The LPGA’s revelation that it will require its golfers to show proficiency in English is ultimately motivated by one thing: money.
The Ladies Professional Golf Association tour, facing the loss of sponsors in at least three tournaments, is under increasing pressure to make the sport more attractive to potential corporate partners, industry analysts said.
The LPGA Tour, however, has lacked a high-profile American player to serve as the face of a circuit dominated in recent years by international players, many of whom speak limited English.
The tour said next year that it will require all players who have been on the tour for two years to pass an oral test of their ability to speak basic English. Failure of the test would result in a suspension. The rule goes into effect immediately for new players.
“We —and they — understand that in order for them and the LPGA to be most successful, players must be able to effectively communicate with fans, sponsors and media, the vast majority of whom speak English,” LPGA Commissioner Carolyn Bivens said Tuesday. “Unlike athletes in other sports, LPGA players must entertain and engage sponsors and their customers on a weekly basis; our business model does not rely on advertising and ticket sales as others do.”

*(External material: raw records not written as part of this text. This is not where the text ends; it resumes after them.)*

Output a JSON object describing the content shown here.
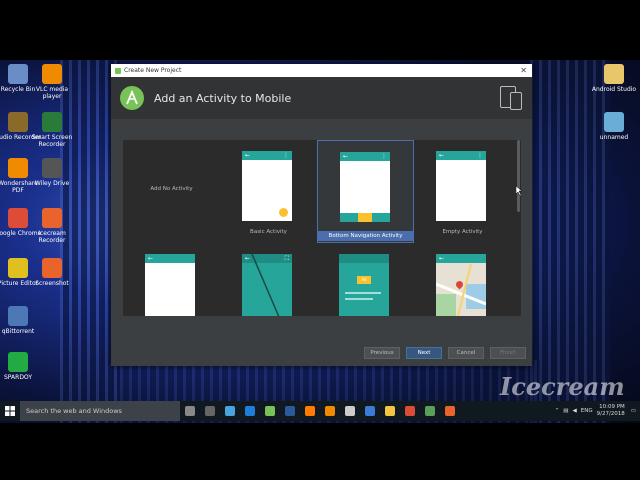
{
  "desktop": {
    "icons_left": [
      {
        "label": "Recycle Bin",
        "icon": "recycle-bin-icon",
        "color": "#6a8cc7"
      },
      {
        "label": "VLC media player",
        "icon": "vlc-icon",
        "color": "#f08a00"
      },
      {
        "label": "Audio Recorder",
        "icon": "audio-recorder-icon",
        "color": "#8a6a2a"
      },
      {
        "label": "Smart Screen Recorder",
        "icon": "screen-recorder-icon",
        "color": "#2a7a3a"
      },
      {
        "label": "Wondershare PDF",
        "icon": "pdf-icon",
        "color": "#f08a00"
      },
      {
        "label": "Wiley Drive",
        "icon": "drive-icon",
        "color": "#555555"
      },
      {
        "label": "Google Chrome",
        "icon": "chrome-icon",
        "color": "#dd4b39"
      },
      {
        "label": "Icecream Recorder",
        "icon": "icecream-icon",
        "color": "#e8642c"
      },
      {
        "label": "Picture Editor",
        "icon": "picture-editor-icon",
        "color": "#e0c020"
      },
      {
        "label": "Screenshot",
        "icon": "screenshot-icon",
        "color": "#e8642c"
      },
      {
        "label": "qBittorrent",
        "icon": "qbittorrent-icon",
        "color": "#4c79b5"
      },
      {
        "label": "SPARDOY",
        "icon": "spardoy-icon",
        "color": "#22aa44"
      }
    ],
    "icons_right": [
      {
        "label": "Android Studio",
        "icon": "folder-icon",
        "color": "#e8c66a"
      },
      {
        "label": "unnamed",
        "icon": "image-file-icon",
        "color": "#6aaed8"
      }
    ],
    "watermark": "Icecream"
  },
  "dialog": {
    "window_title": "Create New Project",
    "header_title": "Add an Activity to Mobile",
    "tiles": [
      {
        "label": "Add No Activity",
        "type": "none"
      },
      {
        "label": "Basic Activity",
        "type": "basic"
      },
      {
        "label": "Bottom Navigation Activity",
        "type": "bottom-nav",
        "selected": true
      },
      {
        "label": "Empty Activity",
        "type": "empty"
      },
      {
        "label": "",
        "type": "fullscreen-list"
      },
      {
        "label": "",
        "type": "fullscreen"
      },
      {
        "label": "",
        "type": "ad"
      },
      {
        "label": "",
        "type": "maps"
      }
    ],
    "ad_text": "Ad",
    "buttons": {
      "previous": "Previous",
      "next": "Next",
      "cancel": "Cancel",
      "finish": "Finish"
    },
    "accent_color": "#26a69a",
    "selection_color": "#4b6eaf"
  },
  "taskbar": {
    "search_placeholder": "Search the web and Windows",
    "language": "ENG",
    "time": "10:09 PM",
    "date": "9/27/2018",
    "pinned": [
      "task-view-icon",
      "store-icon",
      "link-icon",
      "edge-icon",
      "android-studio-icon",
      "photoshop-icon",
      "illustrator-icon",
      "vlc-icon",
      "download-icon",
      "settings-icon",
      "file-explorer-icon",
      "chrome-icon",
      "camera-icon",
      "icecream-icon"
    ]
  }
}
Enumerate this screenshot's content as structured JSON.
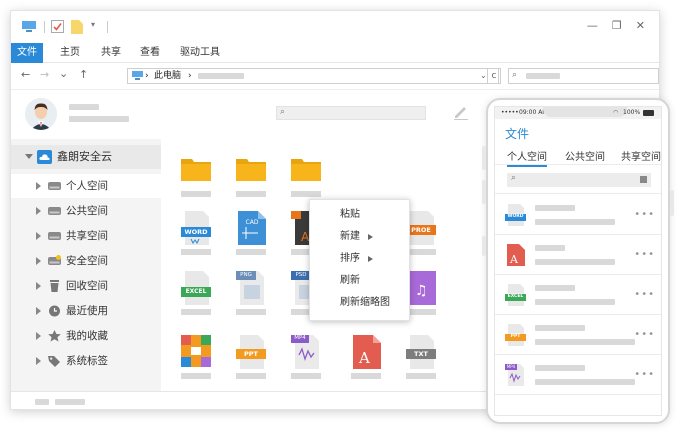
{
  "window": {
    "menu": [
      "文件",
      "主页",
      "共享",
      "查看",
      "驱动工具"
    ],
    "address": {
      "path_root": "此电脑",
      "separator": "›"
    }
  },
  "sidebar": {
    "root_label": "鑫朗安全云",
    "items": [
      {
        "label": "个人空间",
        "icon": "drive-icon"
      },
      {
        "label": "公共空间",
        "icon": "drive-icon"
      },
      {
        "label": "共享空间",
        "icon": "drive-icon"
      },
      {
        "label": "安全空间",
        "icon": "secure-drive-icon"
      },
      {
        "label": "回收空间",
        "icon": "trash-icon"
      },
      {
        "label": "最近使用",
        "icon": "clock-icon"
      },
      {
        "label": "我的收藏",
        "icon": "star-icon"
      },
      {
        "label": "系统标签",
        "icon": "tag-icon"
      }
    ]
  },
  "files": {
    "badges": {
      "word": "WORD",
      "cad": "CAD",
      "pro": "PROE",
      "excel": "EXCEL",
      "png": "PNG",
      "psd": "PSD",
      "ppt": "PPT",
      "mp4": "MP4",
      "txt": "TXT"
    }
  },
  "context_menu": [
    "粘贴",
    "新建",
    "排序",
    "刷新",
    "刷新缩略图"
  ],
  "phone": {
    "time": "09:00 AM",
    "battery": "100%",
    "title": "文件",
    "tabs": [
      "个人空间",
      "公共空间",
      "共享空间"
    ],
    "rows": [
      "word",
      "pdf",
      "excel",
      "ppt",
      "mp4"
    ],
    "row_badges": {
      "word": "WORD",
      "excel": "EXCEL",
      "ppt": "PPT",
      "mp4": "MP4"
    }
  },
  "colors": {
    "accent": "#2b8ad8",
    "folder": "#f7b51b",
    "word": "#2b8ad8",
    "excel": "#3aa856",
    "ppt": "#f39a20",
    "pdf": "#e25c4f"
  }
}
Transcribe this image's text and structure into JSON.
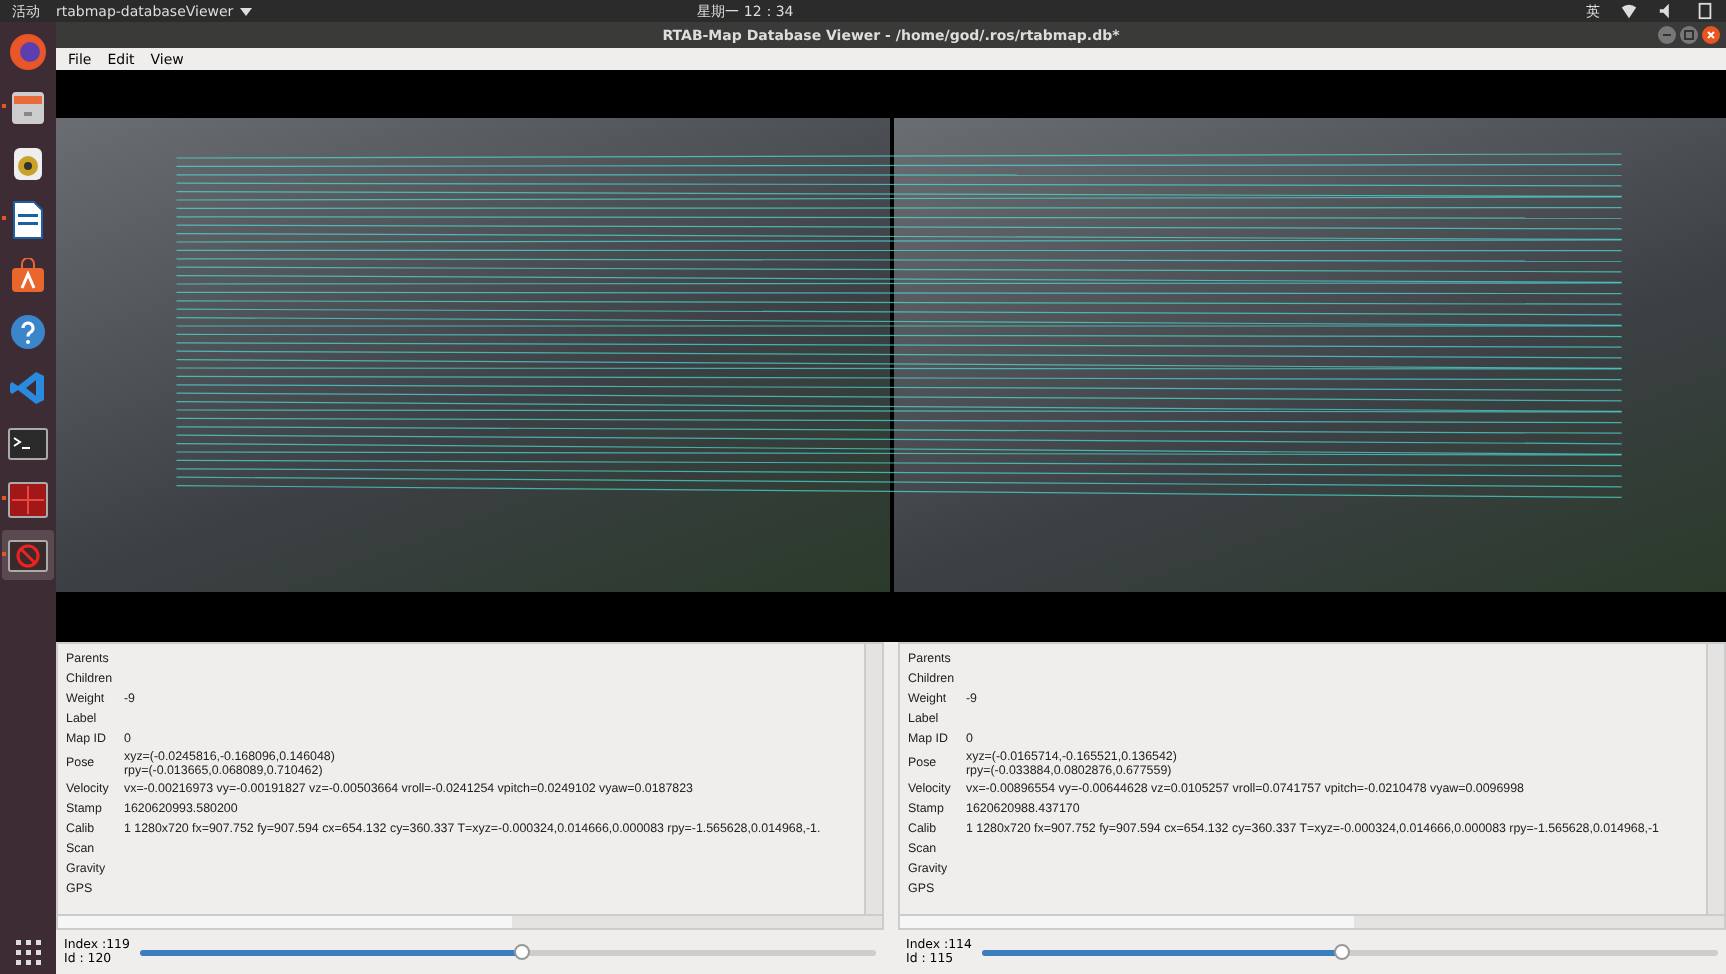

The approachability of athletes is uniquely important in golf, where individuals play an enormous role in the marketability of the sport. Players often are asked to appear with sponsors at events and interact with corporate partners and fans at pro-ams.
“You can be angry at a [baseball] player, but you can still love the Yankees,” said David Carter of the Sports Business Group, a Los Angeles-based consulting firm. “The LPGA is nothing but the collective personalities of its golfers. Essentially, the athletes are the brand. From a business standpoint, I completely understand their thinking.”
On tour now are 121 international players, including 45 from South Korea. The most recent world rankings list just three players from the United States in the top 20, but seven from South Korea, two from Japan and one from Taiwan. Many of those players speak limited English and communicate with sponsors and the media through interpreters.
Although most American players have been diplomatic in speaking about the international competitors, their prevalence on tour has not gone unnoticed. Tour veteran Jan Stephenson told Golf magazine in 2003, “Asians are killing our tour” because they were unable to speak English.
“We have two-day pro-ams where people are paying a lot of money to play with us, and they say ‘hello’ and ‘goodbye,’” Stephenson said. “Our tour is predominantly international, and the majority of them are Asian. They’ve taken it over.”
The LPGA has lost several sponsors in the past year. The Ginn Cos. earlier this month said it would no longer support a tournament in Charleston, S.C., and a lack of sponsors has forced the company to break off talks with the Fields Open in Hawaii. It’s also not clear whether the SemGroup, an oil marketing company, will continue to sponsor a tournament in Tulsa, Okla.
No sponsor has publicly voiced any concern over the number of players who don’t speak English. But LPGA observers said it would not be surprising if companies had placed pressure on the LPGA to address the issue.
“There must be some sort of advice coming from the sponsors of these events,” said Scott Minto, director of the Sports MBA Program at San Diego State. “The [LPGA’s] ability to exist depends on the sponsors, so you can see why they want their players to be more engaging.”
The LPGA has made efforts to promote some of its top American players. Paula Creamer and Morgan Pressel are seen as two rising stars on tour. Natalie Gulbis has become something of a sex symbol, appearing in a magazines, her own swimsuit calendar and a reality show. But only Creamer and fellow American Cristie Kerr have won on tour this year, and the four majors were won by Inbee Park and Ji-Yai Shin of South Korea, Yani Tseng of Taiwan and Lorena Ochoa of Mexico.
Bivens said yesterday that the players would become more marketable on their own if they spoke English when interacting with sponsors, saying that each golfer “plays a role in maintaining and gaining corporate sponsors for herself and the LPGA.”
“We would be doing our players a disservice if we did not enforce our communication policy,” she said. “In effect, we would be relegating them to secondary marketing and reduced earning potential.”
The LPGA has faced a strong public relations backlash, and there have been some rumblings of legal challenges to the policy. Legal scholars said the tour generally has a right to make its own rules, but some state laws would make it illegal for the tour to explicitly target golfers with certain nationalities or ethnicities.
“There’s a possibility with some state laws that the LPGA could get into trouble,” said Michael McCann, a visiting professor of law at Boston College, who has specialized in sports law. “But it’s not necessarily clear that national origin is being singled out. It would be challenging to make a case.”